We all react very differently to these hormones. Some people react very quickly to the ‘full’ hormone and stop eating before they become bloated so they tend to be thin, in other people the hormone level is quickly reduced so there is a desire to keep on eating and they get fat.

While food science may not be able to provide us with general laws on how any one individual should eat there is one area of science that has been incredibly successful, namely the development of taste additives.  This is a multi-billion industry (which seems to prefer to adopt a low profile) supplying the processed food industry.  Much of the processed food contains balanced proportions of fat, sugars, salt and taste additives to make the food taste good which in turn would be anticipated to modify these hormones so many (but not all people) are encouraged to keep on eating.

Junk foods and the twin hormones

I was really excited by the fact that there are two hormones to control our eating.  The idea struck me that the ‘hungry’ hormones may be able to sense that the body is not getting sufficient of these crucial trace components.  As soon as the ‘full’ hormones have declined the ‘hungry’ hormones will be saying eat again.

Now I cannot run massive dual blind trials with thousands of people but I can do tests on myself. I know this is not science but what matters is the diet that is relevant to a particular individual, we are all different, so you may like to consider experimenting on yourself,

I am natural a pig and will just keep on eating until I feel full, naughty but nice.  Give me a pizza and I will just munch away until I feel bloated.  I assume that the feeling of being bloated is my ‘full’ hormone cutting in saying stop eating.

But a short time later I may find myself feeling hungry again and going back for that last piece. But I know that I have had more than enough to eat so why should I want to go back for more food. It is a reasonable working hypothesis that my hungry hormone sensor is telling my brain that I still haven’t had all the right ingredients so go and eat again.

So instead of going back to for that last piece of pizza I tried eating some ‘healthy’ food like a piece of kiwi fruit before I felt full,.  Sure enough I stopped having that nagging feeling to go and eat again.

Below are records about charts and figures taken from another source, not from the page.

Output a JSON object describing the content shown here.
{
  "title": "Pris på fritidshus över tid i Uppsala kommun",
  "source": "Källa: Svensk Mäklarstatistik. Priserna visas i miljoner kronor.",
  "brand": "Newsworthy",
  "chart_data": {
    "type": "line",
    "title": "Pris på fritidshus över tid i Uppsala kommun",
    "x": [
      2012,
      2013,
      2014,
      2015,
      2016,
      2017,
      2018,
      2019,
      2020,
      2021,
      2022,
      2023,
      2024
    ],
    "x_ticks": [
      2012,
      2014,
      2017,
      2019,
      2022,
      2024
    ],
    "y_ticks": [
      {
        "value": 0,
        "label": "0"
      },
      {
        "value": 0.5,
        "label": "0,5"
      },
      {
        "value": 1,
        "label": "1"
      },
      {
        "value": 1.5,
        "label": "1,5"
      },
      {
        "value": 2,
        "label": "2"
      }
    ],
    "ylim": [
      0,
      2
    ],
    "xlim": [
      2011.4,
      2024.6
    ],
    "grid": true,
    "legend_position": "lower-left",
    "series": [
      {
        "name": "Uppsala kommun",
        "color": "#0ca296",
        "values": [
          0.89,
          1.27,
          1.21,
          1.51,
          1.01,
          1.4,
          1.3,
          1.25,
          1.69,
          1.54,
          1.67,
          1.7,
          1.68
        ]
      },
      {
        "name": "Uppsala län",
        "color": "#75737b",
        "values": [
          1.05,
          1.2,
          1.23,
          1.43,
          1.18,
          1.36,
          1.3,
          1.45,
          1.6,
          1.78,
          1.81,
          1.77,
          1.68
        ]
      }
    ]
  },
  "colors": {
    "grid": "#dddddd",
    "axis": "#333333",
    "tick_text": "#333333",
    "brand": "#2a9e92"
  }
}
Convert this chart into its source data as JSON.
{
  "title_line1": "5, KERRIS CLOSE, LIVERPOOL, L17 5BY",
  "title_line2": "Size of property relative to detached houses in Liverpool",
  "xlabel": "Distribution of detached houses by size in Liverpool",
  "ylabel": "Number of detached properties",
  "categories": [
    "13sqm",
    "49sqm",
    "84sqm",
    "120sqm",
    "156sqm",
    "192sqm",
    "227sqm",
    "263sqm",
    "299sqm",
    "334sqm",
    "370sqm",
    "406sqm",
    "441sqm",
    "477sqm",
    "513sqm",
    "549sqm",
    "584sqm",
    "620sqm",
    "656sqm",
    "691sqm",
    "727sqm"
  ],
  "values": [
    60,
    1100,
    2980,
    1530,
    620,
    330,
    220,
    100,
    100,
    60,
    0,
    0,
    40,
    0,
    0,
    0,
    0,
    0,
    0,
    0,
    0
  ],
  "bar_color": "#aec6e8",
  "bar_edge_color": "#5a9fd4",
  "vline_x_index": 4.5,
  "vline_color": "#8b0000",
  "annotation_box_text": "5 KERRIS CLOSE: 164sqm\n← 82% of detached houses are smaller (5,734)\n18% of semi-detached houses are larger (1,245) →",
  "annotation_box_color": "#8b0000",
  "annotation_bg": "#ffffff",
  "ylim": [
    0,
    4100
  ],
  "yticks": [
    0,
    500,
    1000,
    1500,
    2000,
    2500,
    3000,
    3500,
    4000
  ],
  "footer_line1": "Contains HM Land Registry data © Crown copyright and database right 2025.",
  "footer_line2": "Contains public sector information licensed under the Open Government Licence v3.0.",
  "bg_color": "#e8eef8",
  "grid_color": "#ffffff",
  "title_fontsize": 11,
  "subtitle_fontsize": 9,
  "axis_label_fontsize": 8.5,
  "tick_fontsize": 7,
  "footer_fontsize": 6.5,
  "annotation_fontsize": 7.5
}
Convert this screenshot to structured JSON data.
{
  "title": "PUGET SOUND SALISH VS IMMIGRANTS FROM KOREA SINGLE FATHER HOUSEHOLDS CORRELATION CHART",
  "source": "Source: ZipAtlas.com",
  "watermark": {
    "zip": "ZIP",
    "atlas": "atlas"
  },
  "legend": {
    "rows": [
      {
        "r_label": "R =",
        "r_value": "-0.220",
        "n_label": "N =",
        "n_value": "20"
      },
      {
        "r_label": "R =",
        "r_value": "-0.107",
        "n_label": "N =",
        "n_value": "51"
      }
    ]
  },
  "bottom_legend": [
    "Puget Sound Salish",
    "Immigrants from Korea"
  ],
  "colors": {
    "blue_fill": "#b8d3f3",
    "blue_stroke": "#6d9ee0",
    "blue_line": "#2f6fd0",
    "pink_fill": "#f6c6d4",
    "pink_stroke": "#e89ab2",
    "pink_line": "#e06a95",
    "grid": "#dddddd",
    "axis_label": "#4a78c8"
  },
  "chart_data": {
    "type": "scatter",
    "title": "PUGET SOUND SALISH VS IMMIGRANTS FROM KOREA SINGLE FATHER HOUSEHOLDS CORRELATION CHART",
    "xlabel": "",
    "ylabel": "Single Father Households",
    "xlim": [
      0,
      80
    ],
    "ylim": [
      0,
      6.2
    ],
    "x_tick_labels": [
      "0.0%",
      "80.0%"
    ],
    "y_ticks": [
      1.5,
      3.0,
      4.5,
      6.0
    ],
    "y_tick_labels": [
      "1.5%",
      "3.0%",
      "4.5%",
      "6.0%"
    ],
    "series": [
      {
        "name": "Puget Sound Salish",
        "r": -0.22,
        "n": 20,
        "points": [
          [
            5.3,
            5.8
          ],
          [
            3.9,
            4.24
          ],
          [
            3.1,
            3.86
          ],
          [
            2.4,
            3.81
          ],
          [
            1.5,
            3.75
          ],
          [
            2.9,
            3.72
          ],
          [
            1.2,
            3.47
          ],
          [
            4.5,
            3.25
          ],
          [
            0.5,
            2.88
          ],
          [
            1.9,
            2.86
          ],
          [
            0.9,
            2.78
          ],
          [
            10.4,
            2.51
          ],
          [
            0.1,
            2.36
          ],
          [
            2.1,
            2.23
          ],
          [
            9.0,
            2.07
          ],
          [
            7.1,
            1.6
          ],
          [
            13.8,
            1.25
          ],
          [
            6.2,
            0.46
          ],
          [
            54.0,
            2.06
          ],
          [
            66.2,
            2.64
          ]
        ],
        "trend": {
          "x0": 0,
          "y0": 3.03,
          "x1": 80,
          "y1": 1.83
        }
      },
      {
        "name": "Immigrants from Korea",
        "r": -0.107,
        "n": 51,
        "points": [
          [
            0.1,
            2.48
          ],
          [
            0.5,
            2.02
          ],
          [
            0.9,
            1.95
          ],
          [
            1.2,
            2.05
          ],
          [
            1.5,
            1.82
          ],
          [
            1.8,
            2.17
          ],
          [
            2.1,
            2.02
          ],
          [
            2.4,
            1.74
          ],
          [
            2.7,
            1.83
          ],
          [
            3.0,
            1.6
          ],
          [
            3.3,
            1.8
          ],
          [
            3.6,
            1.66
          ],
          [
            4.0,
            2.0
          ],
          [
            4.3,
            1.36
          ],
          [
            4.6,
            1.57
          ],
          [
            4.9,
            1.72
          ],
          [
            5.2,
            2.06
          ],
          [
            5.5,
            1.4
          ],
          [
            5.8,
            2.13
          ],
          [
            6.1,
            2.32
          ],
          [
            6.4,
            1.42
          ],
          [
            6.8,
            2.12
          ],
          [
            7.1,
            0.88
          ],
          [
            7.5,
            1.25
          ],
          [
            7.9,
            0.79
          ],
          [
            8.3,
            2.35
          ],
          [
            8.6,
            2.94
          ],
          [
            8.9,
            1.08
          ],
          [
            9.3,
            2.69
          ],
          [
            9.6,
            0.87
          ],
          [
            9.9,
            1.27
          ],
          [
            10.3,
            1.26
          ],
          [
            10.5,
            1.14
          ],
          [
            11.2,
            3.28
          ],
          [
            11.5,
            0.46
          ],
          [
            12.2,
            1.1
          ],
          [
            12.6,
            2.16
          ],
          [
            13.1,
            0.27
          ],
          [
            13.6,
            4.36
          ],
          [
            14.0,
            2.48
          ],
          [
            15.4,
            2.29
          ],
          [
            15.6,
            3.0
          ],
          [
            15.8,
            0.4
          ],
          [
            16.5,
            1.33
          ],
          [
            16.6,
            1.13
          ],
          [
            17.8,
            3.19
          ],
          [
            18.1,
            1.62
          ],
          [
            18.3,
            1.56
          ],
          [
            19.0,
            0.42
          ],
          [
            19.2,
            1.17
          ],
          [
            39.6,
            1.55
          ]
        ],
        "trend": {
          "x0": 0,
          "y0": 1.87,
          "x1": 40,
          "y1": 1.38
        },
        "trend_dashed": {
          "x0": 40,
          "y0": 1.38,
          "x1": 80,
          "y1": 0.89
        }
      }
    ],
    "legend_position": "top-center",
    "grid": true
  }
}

So what do I conclude from all this - nothing in the sense of a strict scientific law. But I can say that as a working hypothesis that

-        Trace elements in our diet our important for our health

-         we can actually sense dietary deficiencies in our bodies

-        eating even small amounts of food grown in healthy soil will improve our health

-        minority elements are made more available to plants by an active soil biology diet.